Fully understanding the functionality and the complexity of the human central nervous system remains as one of the major open questions in modern science. The Drosophila neuromuscular junction (NMJ) is a widely used and acknowledged model for the analysis of synapse structure and assembly. When considering the size of a Drosophila NMJ synapse of about 500 nm in diameter it appears logical that in order to visualize its spatial architecture the resolution of image acquisition methods needs to be accordingly high. Owing to their diffraction limited resolution, confocal and wide field microscopes cannot properly display subsynaptic organization in a satisfying manner. This problem may be solved with STED microscopy.

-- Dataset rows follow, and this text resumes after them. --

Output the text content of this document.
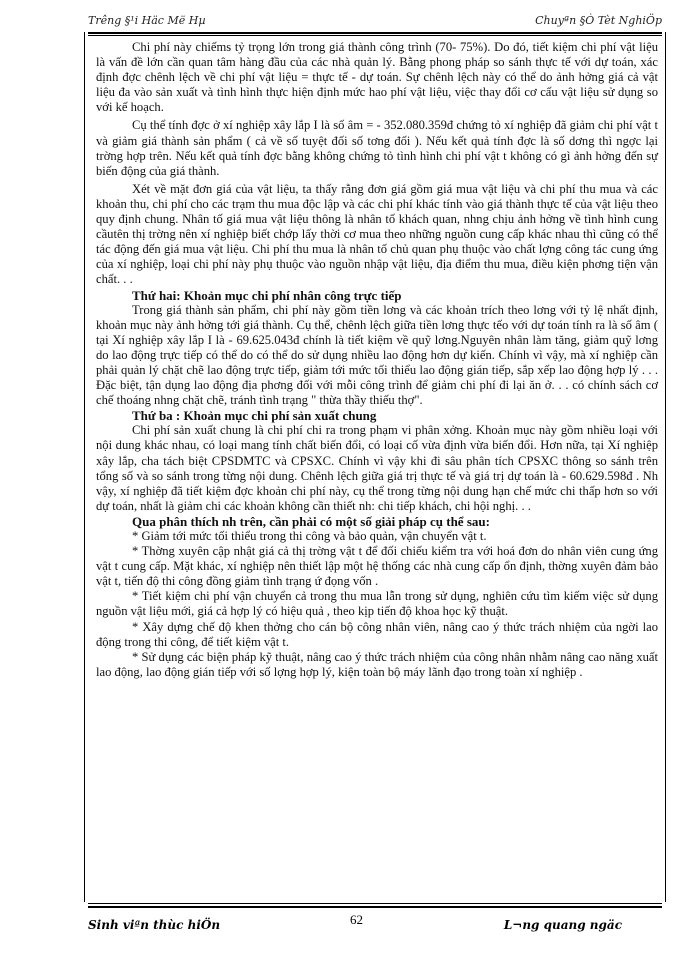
Trêng §¹i Häc Më Hµ	Chuyªn §Ò Tèt NghiÖp

Chi phí này chiếms tỷ trọng lớn trong giá thành công trình (70- 75%). Do đó, tiết kiệm chi phí vật liệu là vấn đề lớn cần quan tâm hàng đầu của các nhà quản lý. Bằng phong pháp so sánh thực tế với dự toán, xác định đợc chênh lệch về chi phí vật liệu = thực tế - dự toán. Sự chênh lệch này có thể do ảnh hởng giá cả vật liệu đa vào sản xuất và tình hình thực hiện định mức hao phí vật liệu, việc thay đổi cơ cấu vật liệu sử dụng so với kế hoạch.

Cụ thể tính đợc ở xí nghiệp xây lắp I là số âm = - 352.080.359đ chứng tỏ xí nghiệp đã giảm chi phí vật t và giảm giá thành sản phẩm ( cả về số tuyệt đối số tơng đối ). Nếu kết quả tính đợc là số dơng thì ngợc lại trờng hợp trên. Nếu kết quả tính đợc bằng không chứng tỏ tình hình chi phí vật t không có gì ảnh hởng đến sự biến động của giá thành.

Xét về mặt đơn giá của vật liệu, ta thấy rằng đơn giá gồm giá mua vật liệu và chi phí thu mua và các khoản thu, chi phí cho các trạm thu mua độc lập và các chi phí khác tính vào giá thành thực tế của vật liệu theo quy định chung. Nhân tố giá mua vật liệu thông là nhân tố khách quan, nhng chịu ảnh hởng về tình hình cung cầutên thị trờng nên xí nghiệp biết chớp lấy thời cơ mua theo những nguồn cung cấp khác nhau thì cũng có thể tác động đến giá mua vật liệu. Chi phí thu mua là nhân tố chủ quan phụ thuộc vào chất lợng công tác cung ứng của xí nghiệp, loại chi phí này phụ thuộc vào nguồn nhập vật liệu, địa điểm thu mua, điều kiện phơng tiện vận chất. . .

Thứ hai: Khoản mục chi phí nhân công trực tiếp

Trong giá thành sản phẩm, chi phí này gồm tiền lơng và các khoản trích theo lơng với tỷ lệ nhất định, khoản mục này ảnh hởng tới giá thành. Cụ thể, chênh lệch giữa tiền lơng thực tếo với dự toán tính ra là số âm ( tại Xí nghiệp xây lắp I là - 69.625.043đ chính là tiết kiệm về quỹ lơng.Nguyên nhân làm tăng, giảm quỹ lơng do lao động trực tiếp có thể do có thể do sử dụng nhiều lao động hơn dự kiến. Chính vì vậy, mà xí nghiệp cần phải quản lý chặt chẽ lao động trực tiếp, giảm tới mức tối thiểu lao động gián tiếp, sắp xếp lao động hợp lý . . . Đặc biệt, tận dụng lao động địa phơng đối với mỗi công trình để giảm chi phí đi lại ăn ở. . . có chính sách cơ chế thoáng nhng chặt chẽ, tránh tình trạng " thừa thầy thiếu thợ".

Thứ ba : Khoản mục chi phí sản xuất chung

Chi phí sản xuất chung là chi phí chi ra trong phạm vi phân xởng. Khoản mục này gồm nhiều loại với nội dung khác nhau, có loại mang tính chất biến đổi, có loại cố vừa định vừa biến đổi. Hơn nữa, tại Xí nghiệp xây lắp, cha tách biệt CPSDMTC và CPSXC. Chính vì vậy khi đi sâu phân tích CPSXC thông so sánh trên tổng số và so sánh trong từng nội dung. Chênh lệch giữa giá trị thực tế và giá trị dự toán là - 60.629.598đ . Nh vậy, xí nghiệp đã tiết kiệm đợc khoản chi phí này, cụ thể trong từng nội dung hạn chế mức chi thấp hơn so với dự toán, nhất là giảm chi các khoản không cần thiết nh: chi tiếp khách, chi hội nghị. . .

Qua phân thích nh trên, cần phải có một số giải pháp cụ thể sau:

* Giảm tới mức tối thiểu trong thi công và bảo quản, vận chuyển vật t.

* Thờng xuyên cập nhật giá cả thị trờng vật t để đối chiếu kiểm tra với hoá đơn do nhân viên cung ứng vật t cung cấp. Mặt khác, xí nghiệp nên thiết lập một hệ thống các nhà cung cấp ổn định, thờng xuyên đảm bảo vật t, tiến độ thi công đồng giảm tình trạng ứ đọng vốn .

* Tiết kiệm chi phí vận chuyển cả trong thu mua lẫn trong sử dụng, nghiên cứu tìm kiếm việc sử dụng nguồn vật liệu mới, giá cả hợp lý có hiệu quả , theo kịp tiến độ khoa học kỹ thuật.

* Xây dựng chế độ khen thởng cho cán bộ công nhân viên, nâng cao ý thức trách nhiệm của ngời lao động trong thi công, để tiết kiệm vật t.

* Sử dụng các biện pháp kỹ thuật, nâng cao ý thức trách nhiệm của công nhân nhằm nâng cao năng xuất lao động, lao động gián tiếp với số lợng hợp lý, kiện toàn bộ máy lãnh đạo trong toàn xí nghiệp .

Sinh viªn thùc hiÖn	62	L¬ng quang ngäc
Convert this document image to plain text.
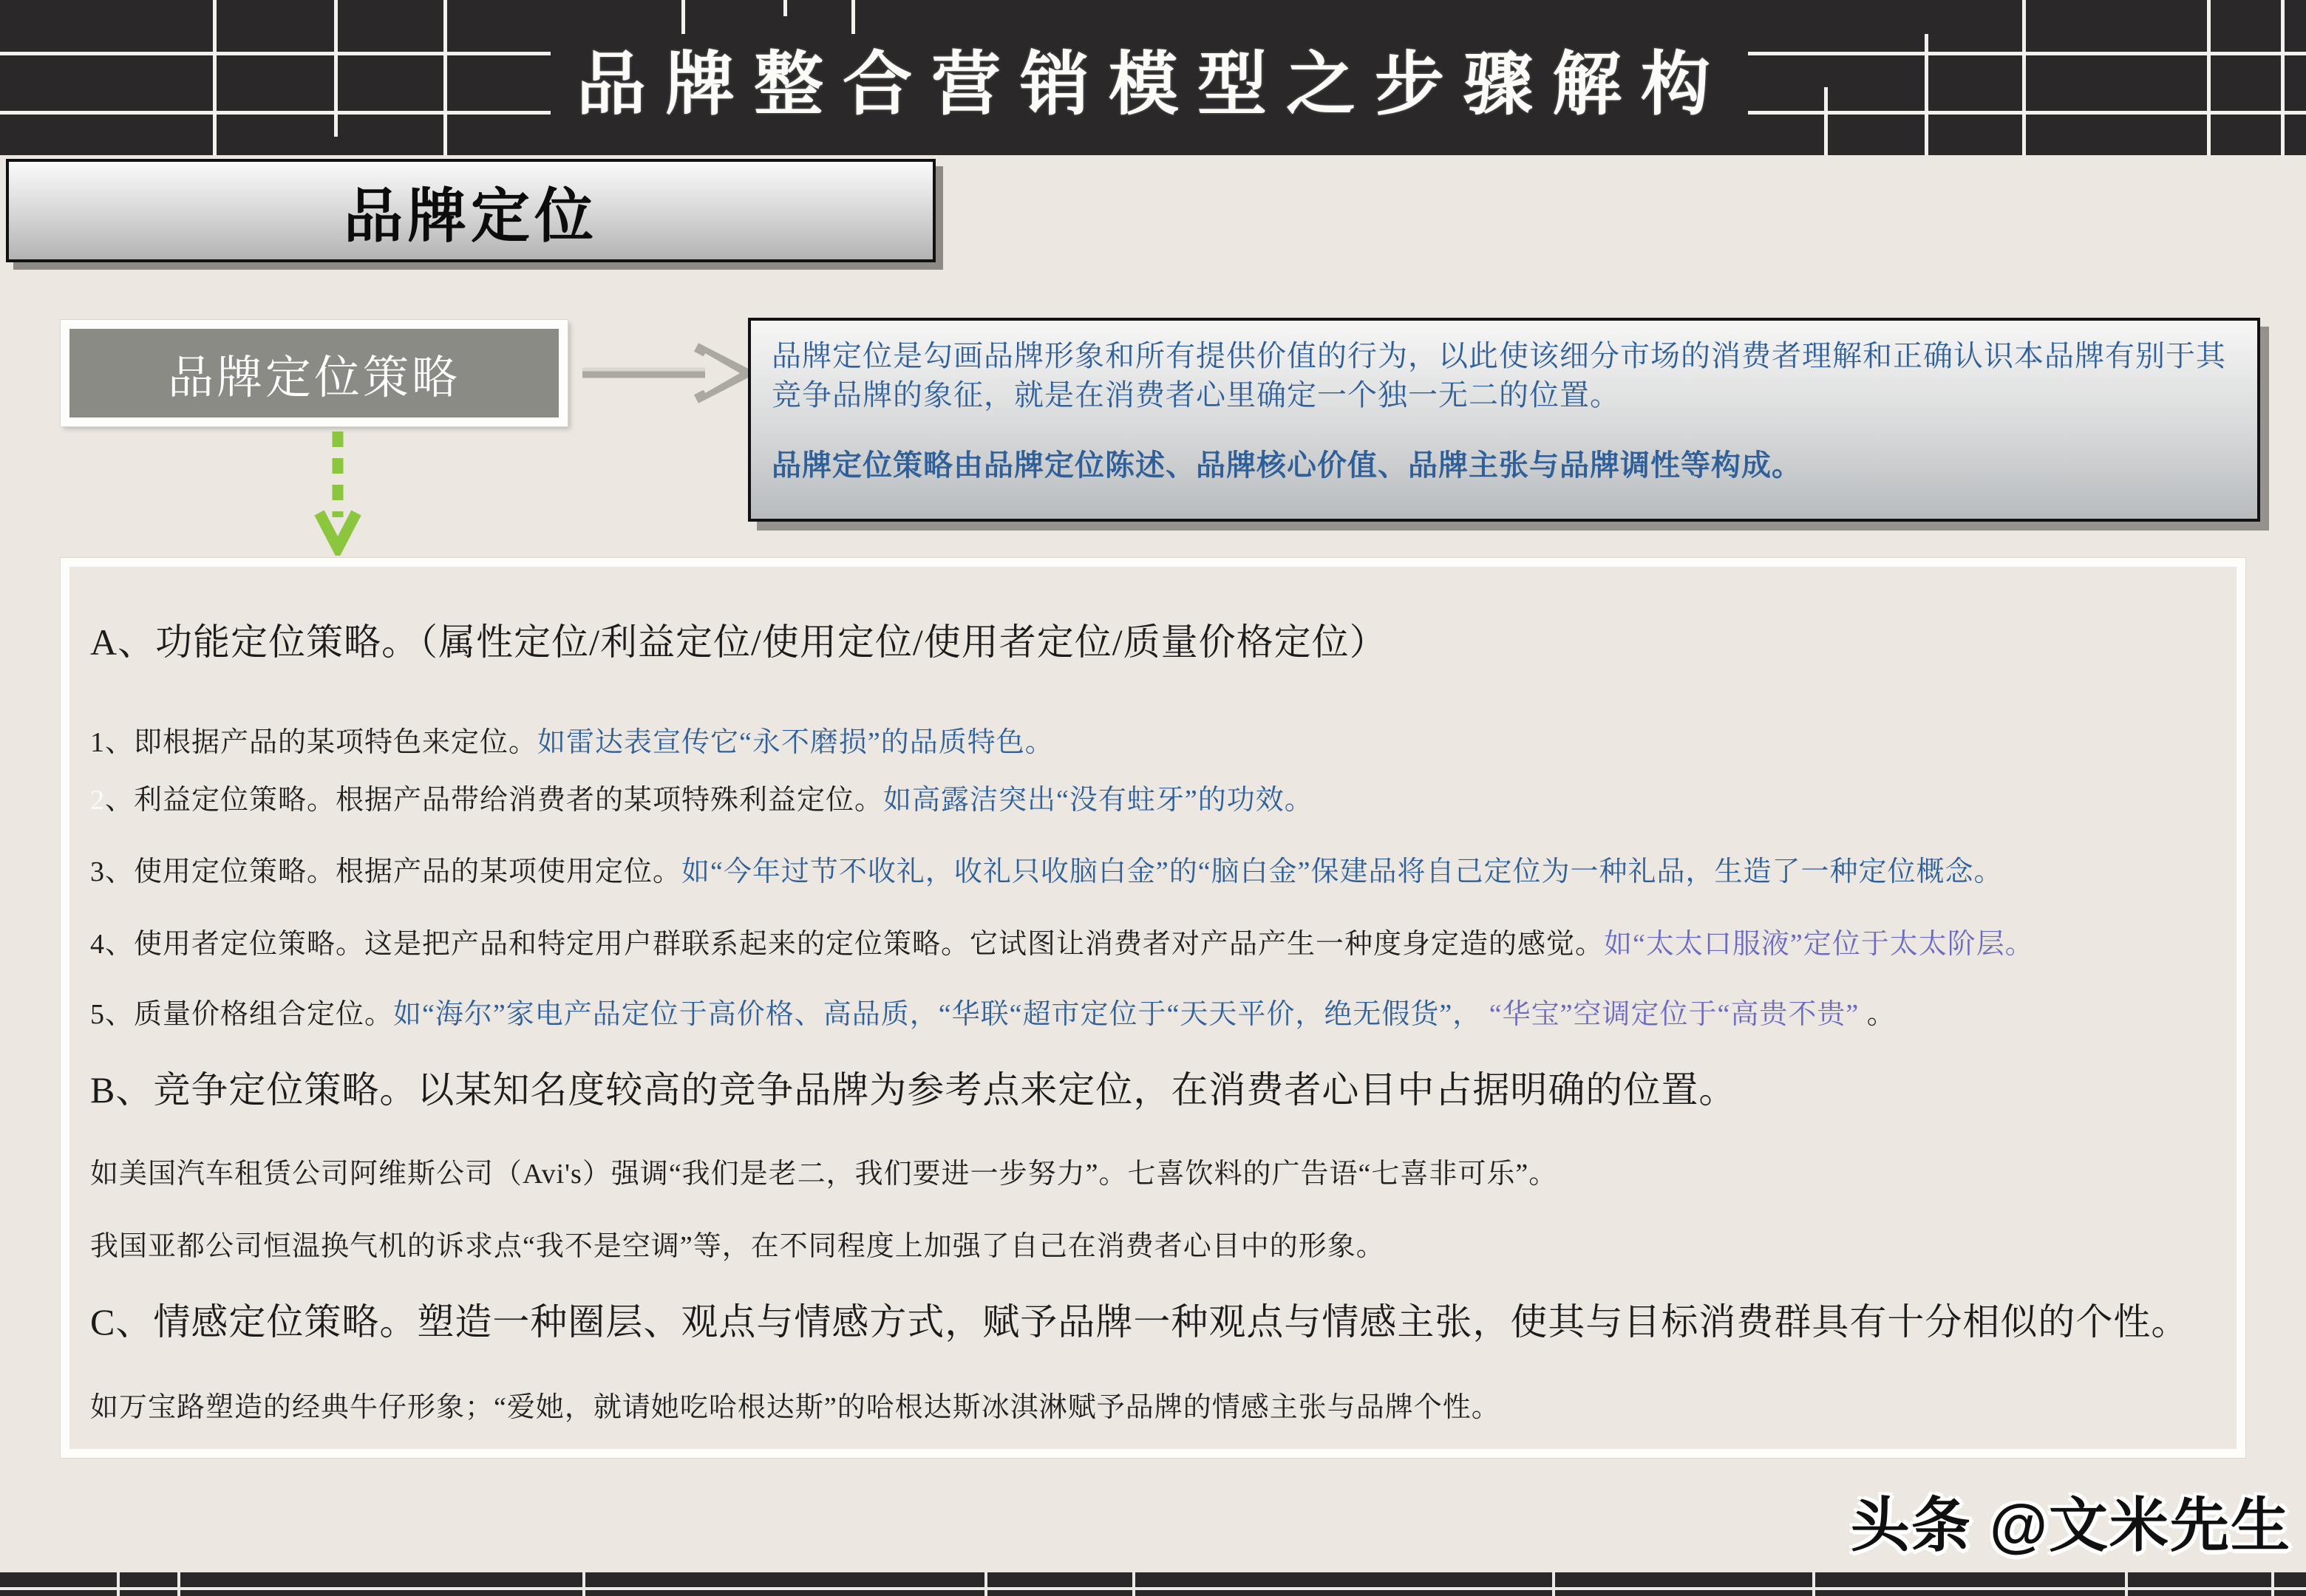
品牌整合营销模型之步骤解构
品牌定位
品牌定位策略	品牌定位是勾画品牌形象和所有提供价值的行为，以此使该细分市场的消费者理解和正确认识本品牌有别于其竞争品牌的象征，就是在消费者心里确定一个独一无二的位置。

品牌定位策略由品牌定位陈述、品牌核心价值、品牌主张与品牌调性等构成。

A、功能定位策略。（属性定位/利益定位/使用定位/使用者定位/质量价格定位）
1、即根据产品的某项特色来定位。如雷达表宣传它“永不磨损”的品质特色。
2、利益定位策略。根据产品带给消费者的某项特殊利益定位。如高露洁突出“没有蛀牙”的功效。
3、使用定位策略。根据产品的某项使用定位。如“今年过节不收礼，收礼只收脑白金”的“脑白金”保建品将自己定位为一种礼品，生造了一种定位概念。
4、使用者定位策略。这是把产品和特定用户群联系起来的定位策略。它试图让消费者对产品产生一种度身定造的感觉。如“太太口服液”定位于太太阶层。
5、质量价格组合定位。如“海尔”家电产品定位于高价格、高品质，“华联“超市定位于“天天平价，绝无假货”， “华宝”空调定位于“高贵不贵” 。
B、竞争定位策略。以某知名度较高的竞争品牌为参考点来定位，在消费者心目中占据明确的位置。
如美国汽车租赁公司阿维斯公司（Avi's）强调“我们是老二，我们要进一步努力”。七喜饮料的广告语“七喜非可乐”。
我国亚都公司恒温换气机的诉求点“我不是空调”等，在不同程度上加强了自己在消费者心目中的形象。
C、情感定位策略。塑造一种圈层、观点与情感方式，赋予品牌一种观点与情感主张，使其与目标消费群具有十分相似的个性。
如万宝路塑造的经典牛仔形象；“爱她，就请她吃哈根达斯”的哈根达斯冰淇淋赋予品牌的情感主张与品牌个性。
头条 @文米先生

In the past decades, many significant leaps have been made to reveal the secrets of the human central nervous system. The most prominent of these findings involved the characterization of the chemical synapse, which describes a highly specialized region in neurons. Here electrical impulses are translated into a chemical signal in order to transmit the information within a neuronal circuit or to a specific target cell. Through this signal translation, information can rapidly be modulated and processed by either strengthening of weakening the transmission efficiency.

Therefore, synapses and their corresponding neuronal networks are thought to coordinate adequate responses to the environmental stimulus, learn and store information from past experiences and finally form the basis for processes like cognition. The answer of how this is possible lies deeply buried beneath the complexity of the neuronal wiring and the multitude of synaptic proteins with their numerous functions.

Revealing Biological Nanostructures

By unraveling the molecular composition of the synapse and its architecture at a given sites, one can gather valuable information concerning the machinery of signal transduction and modulation. Therefore it is not surprising that the demand in the scientific community for visualizing such structures is constantly growing. Most synapses, though, are very small structures and in many cases in order to explore the synaptic architecture, one requires an image resolution capable of displaying structures down to the molecular level.

One common method for reaching this resolution is to use electron microscopes, which achieve higher resolution by irradiating the probes with considerably smaller wavelengths than normally used in light microscopy.

One disadvantage of this procedure is the fact that it often involves quite elaborate dehydration and contrasting procedures, and even though very small structure are nicely displayed, attributing the protein localization to visualized structures in electron micrographs via immuno-labellings remains tricky.

Recent advances in light microscopy research, especially the invention of the STED technology [1] and the development of commercial STED systems, however, greatly contributed to this issue by developing a revolutionary simple method of fluorescence visualization with the image resolution ranging down to 30nm, thereby creating the fully new concept of nanobiophotonics.

New Insights in Presynaptic Structures

In the lab of Prof. Dr. Stephan Sigrist [2,3] studies were performed on Drosophila NMJ to analyze the synapse structure and assembly. Presynaptic electron dense structures named "T-bars" (owing to their characteristic shape in electron micrographs) were shown to be composed of Bruchpilot (BRP) a member of the conserved CAST/ERC protein family. BRP is thought to play a role as a presynaptic scaffolding protein implicated in proper signal transduction.

Through the application of the STED technology, in a synergic combination with already established imaging techniques, valuable information concerning the architecture of the roughly 250 nm size T-bar and adjacent structures could be obtained. STED microscopy thereby revealed a more precise localization of synaptic proteins, which until then were unrecognizable by conventional confocal imaging (Fig. 1), especially when combined with structural information obtained in electron micrographs.

Thus, STED could be described as a "missing link" between confocal and electron microscopy. In addition, the possibility of generating images in large scale, due to its simple methodology, helped to certify certain assumptions during data acquisition (as for the polarized, elongated orientation of BRP, see Fig. 1), turning them to solid statements. Eventually, the characterization of the synaptic architecture now opens new possibilities by applying the powerful genetic tools of Drosophila in order to disrupt these structures through the generation of mutant animals. By analyzing these mutants, important information concerning the neuronal processing will be available, which in future may contribute for a general understanding of the central nervous system functions and how complex processes as learning and memory are accomplished.